Enter: me. I’m here to tell you the random and odd things I’ve learned that may or may not have occurred to you.
Hopefully these thoughts will help you and make you feel a sense of camaraderie. If they don’t, I hope they will at least make you laugh.
- Cereal isn’t as easy of a meal option as it pretends to be. This is especially true if you have a newborn. See, the second you start eating your cereal (or any food, for that matter), your baby WILL need your attention. I’m not certain what the exact science is behind it, but it’s an actual thing. The problem with cereal that separates it from other meal options is that cereal is an all-or-nothing endeavor. Once you pour the milk, you’re committed to the entire bowl; there’s literally no going back. You can’t just set cereal aside and come back for it later. It doesn’t just re-heat like a pasta dish. It gets soggy, and eventually disintegrates- eating it later would be an actual sin, I’m fairly certain. So in an effort to not be a “sinner”, you try to eat it while breastfeeding, because gosh-darn-it you already poured the milk. But of course your baby is on your dominant side so you’re awkwardly spilling all over yourself while trying to navigate your spoon like a first-timer. Cereal is a LIAR.

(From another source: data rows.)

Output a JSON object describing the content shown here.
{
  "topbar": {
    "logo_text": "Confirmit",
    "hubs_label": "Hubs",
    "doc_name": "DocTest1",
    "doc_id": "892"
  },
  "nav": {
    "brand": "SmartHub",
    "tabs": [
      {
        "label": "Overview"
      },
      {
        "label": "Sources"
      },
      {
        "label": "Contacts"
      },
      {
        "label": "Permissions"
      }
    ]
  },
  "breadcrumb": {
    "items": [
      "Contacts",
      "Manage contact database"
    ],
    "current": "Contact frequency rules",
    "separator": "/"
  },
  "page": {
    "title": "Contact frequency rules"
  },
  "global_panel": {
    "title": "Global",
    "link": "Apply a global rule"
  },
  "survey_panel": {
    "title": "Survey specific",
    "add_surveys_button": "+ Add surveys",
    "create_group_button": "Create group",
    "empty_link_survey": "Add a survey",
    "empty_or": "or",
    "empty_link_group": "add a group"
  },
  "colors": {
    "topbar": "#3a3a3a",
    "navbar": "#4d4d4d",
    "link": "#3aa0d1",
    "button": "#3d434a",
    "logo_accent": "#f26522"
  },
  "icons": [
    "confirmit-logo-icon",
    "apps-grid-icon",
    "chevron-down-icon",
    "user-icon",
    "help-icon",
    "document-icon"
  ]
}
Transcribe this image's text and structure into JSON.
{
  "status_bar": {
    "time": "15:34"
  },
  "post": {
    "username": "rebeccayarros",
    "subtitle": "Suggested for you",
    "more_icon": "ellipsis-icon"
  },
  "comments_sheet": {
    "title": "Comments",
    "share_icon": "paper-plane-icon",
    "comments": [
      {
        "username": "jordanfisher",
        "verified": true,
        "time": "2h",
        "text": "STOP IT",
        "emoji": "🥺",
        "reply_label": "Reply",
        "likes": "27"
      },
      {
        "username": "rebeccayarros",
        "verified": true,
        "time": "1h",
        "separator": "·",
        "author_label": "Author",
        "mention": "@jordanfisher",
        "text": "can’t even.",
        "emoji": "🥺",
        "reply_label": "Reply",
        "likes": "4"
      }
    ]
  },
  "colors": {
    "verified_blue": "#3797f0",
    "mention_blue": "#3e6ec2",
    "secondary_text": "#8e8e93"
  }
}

- Men are loud. Look. I’m not just a mom of two- I’ve also nannied for around a dozen different families. Every family was different in so many ways; but one thing was true across the board: men are loud. Even when they think they’re being quiet, they actually sound, to us, like a fog horn and the 4th of July making a baby (sorry for the really awkward visual but it’s a pretty accurate description). Moms and nannies for some reason just KNOW the beep of the microwave and the creeks of the floor in exactly X amount of spots WILL wake every child in the neighborhood. Maybe because we know how sacred sleep time is. For some reason men don’t hear these types of loud sounds? Think of it like dog hearing, except opposite. Trust me- you’ll just be a less angry person if you go into the day expecting it.
- It’s possible to have your home be free of baby/child clutter on any given day. Hahahah! Just kidding. It’s actually not. Diapers, burp rags, toys, books- feel free to tidy it up if that’s your jam, but sometimes you just have to embrace the reality that you have kids now and their existence brings “accessories” to your home. Pink Minnie Mouse everything goes great with my navy and gray living room, and Aden + Anais swaddlers make stylish throw blankets, thank you very much.
- Quick-dry nail polish is everything. I chose a non-quick-dry color the other day while giving myself a late night mani. Consequently, only one hand was painted for about a week and I will not be making that mistake again.
- Bags for laundry. Do you remember the store Steve & Barry’s? They had these awesome mesh shopping bags; similar to the shopping bags at Victoria’s Secret or Bath and Body Works, but about the size of the ones at IKEA. This is what I use when I do my laundry. Have you ever carried a newborn and a laundry basket down the stairs? Or attempted to carry anything large while wearing your baby? Turns out it can be rather difficult; dangerous, even. Maybe not everyone has this problem; I do have a toddler and a large dog, so I really can’t risk leaving my baby unattended for even a few minutes, but having a laundry BAG means I can actually make a noble effort to pretend to keep up on the never-ending laundry.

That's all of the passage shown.